Massaging the gastrocnemius and soleus muscles (where the Achilles tendon attaches to the calf) can provide relief and shortened recovery time. Though the process can be painful, deep massage of these muscles perpendicular to the Achilles tendon reduces tension on the tendon and increases blood flow, speeding recovery. Ice massage after a run has also helped many runners suffering from Achilles tendonitis.
Products such as the Trigger Point Performance Foot and Lower Leg Kit and the Marathon Stick are good tools to help you perform massage at home. You also might want to consider seeing a sports massage therapist for more advanced treatments.
How Can I Minimize the Risk?
There are several ways to help limit the risk of Achilles tendonitis returning:
- Keep your training steady. Avoid any sudden increases in mileage or intensity that your body is not acclimated to. Increasing mileage by no more than 10% per week is the general rule.

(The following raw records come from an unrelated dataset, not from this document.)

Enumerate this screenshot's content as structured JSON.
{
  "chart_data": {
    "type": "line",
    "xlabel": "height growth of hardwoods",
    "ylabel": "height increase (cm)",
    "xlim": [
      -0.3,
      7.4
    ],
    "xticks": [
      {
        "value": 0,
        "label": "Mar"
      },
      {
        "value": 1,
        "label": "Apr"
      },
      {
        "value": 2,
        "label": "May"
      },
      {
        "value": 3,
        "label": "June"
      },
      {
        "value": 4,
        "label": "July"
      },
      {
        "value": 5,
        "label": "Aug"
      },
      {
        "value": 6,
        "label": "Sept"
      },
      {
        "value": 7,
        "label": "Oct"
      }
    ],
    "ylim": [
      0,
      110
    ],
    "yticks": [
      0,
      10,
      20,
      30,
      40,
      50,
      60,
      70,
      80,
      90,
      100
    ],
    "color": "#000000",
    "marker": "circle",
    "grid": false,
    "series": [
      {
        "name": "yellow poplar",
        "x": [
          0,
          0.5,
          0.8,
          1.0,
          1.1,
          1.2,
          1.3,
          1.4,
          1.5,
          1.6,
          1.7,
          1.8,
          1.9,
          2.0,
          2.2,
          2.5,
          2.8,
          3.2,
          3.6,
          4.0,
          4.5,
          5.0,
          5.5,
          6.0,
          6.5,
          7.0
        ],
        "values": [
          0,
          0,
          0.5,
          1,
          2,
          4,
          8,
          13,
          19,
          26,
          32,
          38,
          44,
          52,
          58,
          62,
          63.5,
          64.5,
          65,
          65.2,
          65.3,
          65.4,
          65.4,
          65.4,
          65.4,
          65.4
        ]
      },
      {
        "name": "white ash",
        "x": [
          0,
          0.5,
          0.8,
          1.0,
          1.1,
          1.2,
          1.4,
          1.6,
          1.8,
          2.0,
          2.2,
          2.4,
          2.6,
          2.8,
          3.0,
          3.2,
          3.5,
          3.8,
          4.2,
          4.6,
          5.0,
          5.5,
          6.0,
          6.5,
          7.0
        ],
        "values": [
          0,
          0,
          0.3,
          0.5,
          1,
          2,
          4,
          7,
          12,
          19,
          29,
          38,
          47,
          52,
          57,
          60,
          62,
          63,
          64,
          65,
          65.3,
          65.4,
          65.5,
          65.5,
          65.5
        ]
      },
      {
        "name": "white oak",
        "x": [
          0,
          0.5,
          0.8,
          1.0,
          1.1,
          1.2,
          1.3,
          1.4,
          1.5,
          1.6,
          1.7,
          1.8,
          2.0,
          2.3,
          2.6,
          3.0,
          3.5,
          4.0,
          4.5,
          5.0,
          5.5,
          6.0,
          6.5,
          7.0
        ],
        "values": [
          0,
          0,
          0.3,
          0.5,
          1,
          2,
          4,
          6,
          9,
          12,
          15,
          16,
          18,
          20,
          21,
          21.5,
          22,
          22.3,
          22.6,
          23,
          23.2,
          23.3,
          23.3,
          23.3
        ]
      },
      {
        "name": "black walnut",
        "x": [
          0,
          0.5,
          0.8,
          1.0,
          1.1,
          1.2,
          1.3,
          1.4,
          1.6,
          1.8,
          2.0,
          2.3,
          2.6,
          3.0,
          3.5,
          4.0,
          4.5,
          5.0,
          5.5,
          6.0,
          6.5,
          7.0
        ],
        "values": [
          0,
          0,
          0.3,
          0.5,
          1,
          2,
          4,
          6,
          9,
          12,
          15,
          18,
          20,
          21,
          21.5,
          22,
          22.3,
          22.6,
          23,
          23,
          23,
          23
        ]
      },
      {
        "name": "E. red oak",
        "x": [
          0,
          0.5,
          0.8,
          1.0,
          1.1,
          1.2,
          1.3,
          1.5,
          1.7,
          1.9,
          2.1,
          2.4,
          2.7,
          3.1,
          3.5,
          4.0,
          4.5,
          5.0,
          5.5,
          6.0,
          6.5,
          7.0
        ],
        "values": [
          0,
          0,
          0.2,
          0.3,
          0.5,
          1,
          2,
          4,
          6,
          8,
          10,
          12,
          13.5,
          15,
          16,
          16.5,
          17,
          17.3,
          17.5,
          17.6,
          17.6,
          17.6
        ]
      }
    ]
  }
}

- Keep the muscles of the calf loose and limber through regular stretching or massage to reduce the strain loaded on the Achilles tendon, and be sure to properly warm up before running.
- If you normally wear higher (10-12mm) offset shoes, limit time running in low drop or zero drop shoes to reduce strain on the Achilles tendon. If switching to low offset shoes, transition slowly to allow the body to adjust to the flatter platform.
- Run in shoes with the proper amount of overpronation support. Overpronation can increase strain on the Achilles tendon; limiting overpronation will be able to reduce the strain on the tendon. Use orthotics if necessary.
Putting It All Together
Achilles tendonitis is an injury that needs to be taken seriously. Thankfully, you have a wide range of available treatments to tackle the injury, and chances are good that a physical therapist or other medical professional near you can provide a treatment plan to get you back on track. Many runners have completely recovered from Achilles tendonitis, and you can join them with the right treatment plan.